The Commission recommends that section 117 should be amended by the removal of references to “moral duty” to simply provide that a deceased parent has a duty to make “proper provision” for a child. The phrase “moral duty” may unduly emphasise an expectation or entitlement to inherit, rather than an appropriate focus on the needs of a child, including an adult child.
Presumption that parents have provided for their adult children, subject to 3 exceptions
Reflecting the approach that emphasises the needs of the child, the Commission recommends that section 117 does not require any further reform so far as it applies to children under the age of 18. However, for a child who is over the age of 18 (or over 23, if in full time education), the Commission recommends that it is appropriate to presume that a parent has already properly provided for them. Again, applying the needs test the Commission also recommends that this presumption should be subject to 3 specified exceptions: (a) where the adult child has a particular financial need arising from their health or decision making capacity; (b) where the estate contains an item of particular sentimental value to the adult child; or (c) where the adult child had provided care and support for the deceased.
Section 117 should be extended to intestacy
Under the current law where a parent dies without making a will (intestate), the estate is distributed in accordance with specific fixed shares in the Succession Act 1965. The courts may not vary these shares, even in cases of particular hardship, and under the current law an application under section 117 is not possible. In 1965 the Oireachtas decided not to extend section 117 to include intestacy because it might give rise to additional litigation. The Commission notes, however, that in other countries where such applications are available, there has been no increase in such claims. The Commission also considers that, in any event, it is preferable to allow for an application under section 117 in cases where injustice might otherwise arise.
Ring-fencing the shares of surviving spouses
While the fixed shares of a surviving spouse who is the parent of an applicant under section 117 are currently protected, the fixed shares of a surviving spouse who is not the parent of the applicant are not. The Commission recommends that, in making an order under section 117, the court may not reduce any spouse’s share to less than the amount to which he or she would have been entitled had the deceased died and made a valid will (wholly testate).
Current time limits should remain, but be clarified
Section 117 specifies that an application must be brought within 6 months of taking out full probate or administration of the estate: this is usually between 9 to 15 months after death.
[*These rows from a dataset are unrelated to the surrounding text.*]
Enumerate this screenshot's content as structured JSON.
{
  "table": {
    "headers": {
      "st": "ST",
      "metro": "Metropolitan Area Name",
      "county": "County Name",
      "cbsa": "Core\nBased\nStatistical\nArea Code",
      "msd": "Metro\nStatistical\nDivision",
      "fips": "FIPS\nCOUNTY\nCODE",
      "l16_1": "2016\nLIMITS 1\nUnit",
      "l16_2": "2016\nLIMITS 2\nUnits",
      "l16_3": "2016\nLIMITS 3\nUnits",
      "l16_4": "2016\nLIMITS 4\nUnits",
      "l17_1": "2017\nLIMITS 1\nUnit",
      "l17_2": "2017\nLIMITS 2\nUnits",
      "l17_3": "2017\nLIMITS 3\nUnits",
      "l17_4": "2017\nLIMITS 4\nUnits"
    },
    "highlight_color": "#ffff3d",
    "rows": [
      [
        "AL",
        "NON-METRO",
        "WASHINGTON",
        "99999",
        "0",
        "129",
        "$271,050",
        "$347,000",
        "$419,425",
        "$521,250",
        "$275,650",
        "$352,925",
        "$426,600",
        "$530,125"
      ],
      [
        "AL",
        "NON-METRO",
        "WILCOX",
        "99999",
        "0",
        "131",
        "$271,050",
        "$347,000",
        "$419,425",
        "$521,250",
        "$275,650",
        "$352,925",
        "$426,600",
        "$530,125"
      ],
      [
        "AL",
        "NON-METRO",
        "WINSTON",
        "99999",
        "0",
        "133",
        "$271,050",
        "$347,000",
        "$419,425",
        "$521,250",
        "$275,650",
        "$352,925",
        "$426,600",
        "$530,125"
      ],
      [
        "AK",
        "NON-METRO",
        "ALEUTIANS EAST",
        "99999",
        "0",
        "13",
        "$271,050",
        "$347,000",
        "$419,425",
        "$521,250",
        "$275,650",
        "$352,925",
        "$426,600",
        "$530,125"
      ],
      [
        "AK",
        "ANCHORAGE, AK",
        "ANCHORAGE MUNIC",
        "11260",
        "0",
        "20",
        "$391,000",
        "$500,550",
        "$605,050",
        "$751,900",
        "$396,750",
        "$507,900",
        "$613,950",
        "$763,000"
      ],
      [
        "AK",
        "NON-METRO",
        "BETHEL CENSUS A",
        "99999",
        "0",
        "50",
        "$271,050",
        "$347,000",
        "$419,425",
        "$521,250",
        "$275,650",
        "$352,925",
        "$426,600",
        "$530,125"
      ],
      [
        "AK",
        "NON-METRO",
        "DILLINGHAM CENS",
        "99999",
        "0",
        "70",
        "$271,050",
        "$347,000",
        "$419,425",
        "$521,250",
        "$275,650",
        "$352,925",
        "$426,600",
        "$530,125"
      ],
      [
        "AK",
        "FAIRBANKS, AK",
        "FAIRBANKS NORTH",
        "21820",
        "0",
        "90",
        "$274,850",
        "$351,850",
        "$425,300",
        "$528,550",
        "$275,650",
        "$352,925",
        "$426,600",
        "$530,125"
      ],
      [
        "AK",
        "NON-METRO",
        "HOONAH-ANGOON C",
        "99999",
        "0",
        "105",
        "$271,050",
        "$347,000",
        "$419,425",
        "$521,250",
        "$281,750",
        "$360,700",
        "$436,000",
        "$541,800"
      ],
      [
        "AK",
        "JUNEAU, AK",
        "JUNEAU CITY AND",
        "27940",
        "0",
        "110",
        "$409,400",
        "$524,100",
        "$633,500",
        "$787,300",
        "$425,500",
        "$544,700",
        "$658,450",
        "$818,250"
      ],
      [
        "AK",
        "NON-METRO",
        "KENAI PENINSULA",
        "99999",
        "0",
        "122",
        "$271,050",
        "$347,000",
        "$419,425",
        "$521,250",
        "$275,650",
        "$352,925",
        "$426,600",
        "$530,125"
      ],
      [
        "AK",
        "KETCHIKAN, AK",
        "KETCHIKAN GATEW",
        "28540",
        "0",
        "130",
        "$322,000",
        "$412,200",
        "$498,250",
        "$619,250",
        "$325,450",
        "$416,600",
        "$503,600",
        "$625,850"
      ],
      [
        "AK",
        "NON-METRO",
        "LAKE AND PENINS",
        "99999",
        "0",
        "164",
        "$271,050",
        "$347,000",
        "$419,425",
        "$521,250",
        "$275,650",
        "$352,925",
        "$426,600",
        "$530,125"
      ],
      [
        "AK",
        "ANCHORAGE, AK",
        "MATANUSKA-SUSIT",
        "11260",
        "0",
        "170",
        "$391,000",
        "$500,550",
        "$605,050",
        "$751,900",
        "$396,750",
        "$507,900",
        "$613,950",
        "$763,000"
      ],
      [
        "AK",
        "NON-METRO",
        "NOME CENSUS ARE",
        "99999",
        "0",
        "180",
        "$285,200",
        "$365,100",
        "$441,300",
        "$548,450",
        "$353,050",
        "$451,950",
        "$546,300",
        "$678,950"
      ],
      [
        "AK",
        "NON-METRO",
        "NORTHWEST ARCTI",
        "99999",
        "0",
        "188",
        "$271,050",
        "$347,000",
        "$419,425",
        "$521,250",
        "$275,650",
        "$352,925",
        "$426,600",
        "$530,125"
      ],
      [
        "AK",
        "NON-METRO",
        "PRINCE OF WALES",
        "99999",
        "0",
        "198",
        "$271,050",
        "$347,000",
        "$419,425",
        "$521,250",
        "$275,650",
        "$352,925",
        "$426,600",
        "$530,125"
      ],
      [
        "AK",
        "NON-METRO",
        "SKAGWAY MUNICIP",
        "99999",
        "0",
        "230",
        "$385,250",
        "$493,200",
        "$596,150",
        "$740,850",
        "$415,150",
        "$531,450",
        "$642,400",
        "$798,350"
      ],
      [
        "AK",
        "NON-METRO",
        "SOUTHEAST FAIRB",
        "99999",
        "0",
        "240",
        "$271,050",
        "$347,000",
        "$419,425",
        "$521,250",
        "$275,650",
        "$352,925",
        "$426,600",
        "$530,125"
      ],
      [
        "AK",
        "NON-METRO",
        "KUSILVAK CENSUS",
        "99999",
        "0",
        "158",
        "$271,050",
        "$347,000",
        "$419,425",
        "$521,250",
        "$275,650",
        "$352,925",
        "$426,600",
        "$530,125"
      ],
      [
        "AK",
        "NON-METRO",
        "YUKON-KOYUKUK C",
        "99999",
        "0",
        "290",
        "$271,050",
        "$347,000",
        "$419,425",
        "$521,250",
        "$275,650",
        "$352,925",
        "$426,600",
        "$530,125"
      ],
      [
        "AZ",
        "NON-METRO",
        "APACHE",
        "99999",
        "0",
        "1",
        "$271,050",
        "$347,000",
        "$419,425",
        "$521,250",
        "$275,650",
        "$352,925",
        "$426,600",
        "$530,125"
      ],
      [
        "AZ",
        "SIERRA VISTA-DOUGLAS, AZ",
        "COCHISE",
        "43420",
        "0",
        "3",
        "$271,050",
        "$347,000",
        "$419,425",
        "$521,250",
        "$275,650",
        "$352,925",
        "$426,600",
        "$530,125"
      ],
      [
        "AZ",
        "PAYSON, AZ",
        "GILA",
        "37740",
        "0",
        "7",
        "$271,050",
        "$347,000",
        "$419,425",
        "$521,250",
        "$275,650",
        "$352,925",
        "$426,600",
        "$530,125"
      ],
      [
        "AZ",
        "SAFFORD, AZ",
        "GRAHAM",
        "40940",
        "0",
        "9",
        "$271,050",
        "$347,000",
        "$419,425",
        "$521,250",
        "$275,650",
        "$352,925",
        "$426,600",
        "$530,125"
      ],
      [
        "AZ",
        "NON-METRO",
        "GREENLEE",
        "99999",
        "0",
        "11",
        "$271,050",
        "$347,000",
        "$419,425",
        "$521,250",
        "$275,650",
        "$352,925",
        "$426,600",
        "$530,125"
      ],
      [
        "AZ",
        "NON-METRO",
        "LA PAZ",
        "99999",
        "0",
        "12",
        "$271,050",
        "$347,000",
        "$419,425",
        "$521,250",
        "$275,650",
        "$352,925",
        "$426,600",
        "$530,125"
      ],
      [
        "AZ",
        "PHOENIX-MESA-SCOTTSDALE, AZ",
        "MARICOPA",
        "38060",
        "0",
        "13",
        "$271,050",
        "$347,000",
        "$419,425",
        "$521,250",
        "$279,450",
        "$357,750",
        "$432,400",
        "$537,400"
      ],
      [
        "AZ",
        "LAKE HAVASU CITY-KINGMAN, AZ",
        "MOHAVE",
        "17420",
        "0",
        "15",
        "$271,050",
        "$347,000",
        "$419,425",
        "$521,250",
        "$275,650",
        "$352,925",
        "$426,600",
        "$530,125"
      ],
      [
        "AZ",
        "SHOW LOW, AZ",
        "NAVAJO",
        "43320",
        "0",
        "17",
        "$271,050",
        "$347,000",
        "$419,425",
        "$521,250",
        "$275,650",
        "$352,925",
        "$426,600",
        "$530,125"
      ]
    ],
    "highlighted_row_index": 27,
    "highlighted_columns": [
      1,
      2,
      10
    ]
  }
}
The Commission recommends that this should remain the case: this is because any lengthening of the time limit would cause further delay in administering estates with the potential to create uncertainty over inheritance. The Commission recommends that section 117 could be clarified to allow a claim to be brought before full probate of the estate (which would reflect current practice).
No duty to notify potential claimants
The Report recommends there should be no change to the existing law, that executors or administrators of estates are not under a duty to notify potential claimants of the existence of section 117. This is because such a duty would conflict with their obligations to administer the estate efficiently. The Commission also recommends that personal representatives should not be under a more limited duty to notify potential claimants of the fact of death of the parent as this would give rise to similar difficulties.